For Parker the case is much worse in relation to enslaved humans, for chattel slavery goes against both human nature and human welfare. It is both a “Wrong” and does “Damage”: “The obedient slave, content to be property, differs from the natural man, civilized or savage, more than the lap-dog or the turnspit differs from the wild dog of the Siberian or Canadian woods. […] In its mildest form, from its very nature, slavery makes dwarfs of what would be men, and might be giants” (8).

Since 1776, Parker notes, the pro-slavery argument has changed from acknowledging the unjust nature of human chattel slavery but defending it as the provisional subjection of inferior to superior persons, so that bondage actually benefits the inferior party: “his gain of welfare greater than his loss of freedom,” as Parker puts it. Now, slavery is defended via an argument that reduces the enslaved person to nothing but an animal that cannot be civilized – that perhaps even has no soul, and is incapable of dealing with liberty – so  “the white man has the same natural right to enslave an African as to tame a horse” (8).

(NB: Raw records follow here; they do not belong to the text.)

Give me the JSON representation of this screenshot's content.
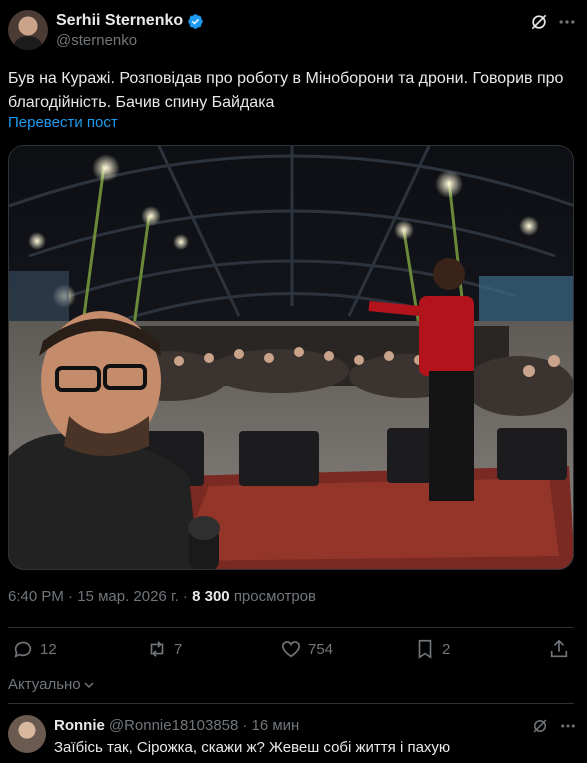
{
  "post": {
    "author_name": "Serhii Sternenko",
    "author_handle": "@sternenko",
    "text": "Був на Куражі. Розповідав про роботу в Міноборони та дрони. Говорив про благодійність. Бачив спину Байдака",
    "translate_label": "Перевести пост",
    "time": "6:40 PM",
    "date": "15 мар. 2026 г.",
    "views_count": "8 300",
    "views_label": "просмотров",
    "separator": "·"
  },
  "actions": {
    "replies": "12",
    "reposts": "7",
    "likes": "754",
    "bookmarks": "2"
  },
  "sort": {
    "label": "Актуально"
  },
  "reply": {
    "author_name": "Ronnie",
    "author_handle": "@Ronnie18103858",
    "time": "· 16 мин",
    "text": "Заїбісь так, Сірожка, скажи ж? Жевеш собі життя і пахую"
  },
  "colors": {
    "accent": "#1d9bf0",
    "background": "#000000",
    "muted": "#71767b",
    "text": "#e7e9ea",
    "divider": "#2f3336"
  },
  "icons": {
    "verified": "verified-badge-icon",
    "grok": "grok-icon",
    "more": "more-icon",
    "reply": "reply-icon",
    "repost": "repost-icon",
    "like": "heart-icon",
    "bookmark": "bookmark-icon",
    "share": "share-icon",
    "chevron": "chevron-down-icon"
  }
}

While “the exports of New England […] are books, manufactured articles,” those of Virginia “her sons and daughters, bred as slaves, to be sold as cattle” (13). Accordingly, there is just one option: “Slavery must go down” (14). And go down it will, Parker insists, using another analogy drawn from the realm of animals. Just as the wild animal in the wilderness will be made redundant by the spreading of civilization, so slavery will not survive the forward march of civilization: “[n]o more than a convention of grizzly bears in the Rocky Mountains can protect the savage woods from the axe, or stay the tide of civilized man, which will sweep across the continent, and fill the howling wilderness with farms and villages and cities of Christian men instead of grizzly bears” (14).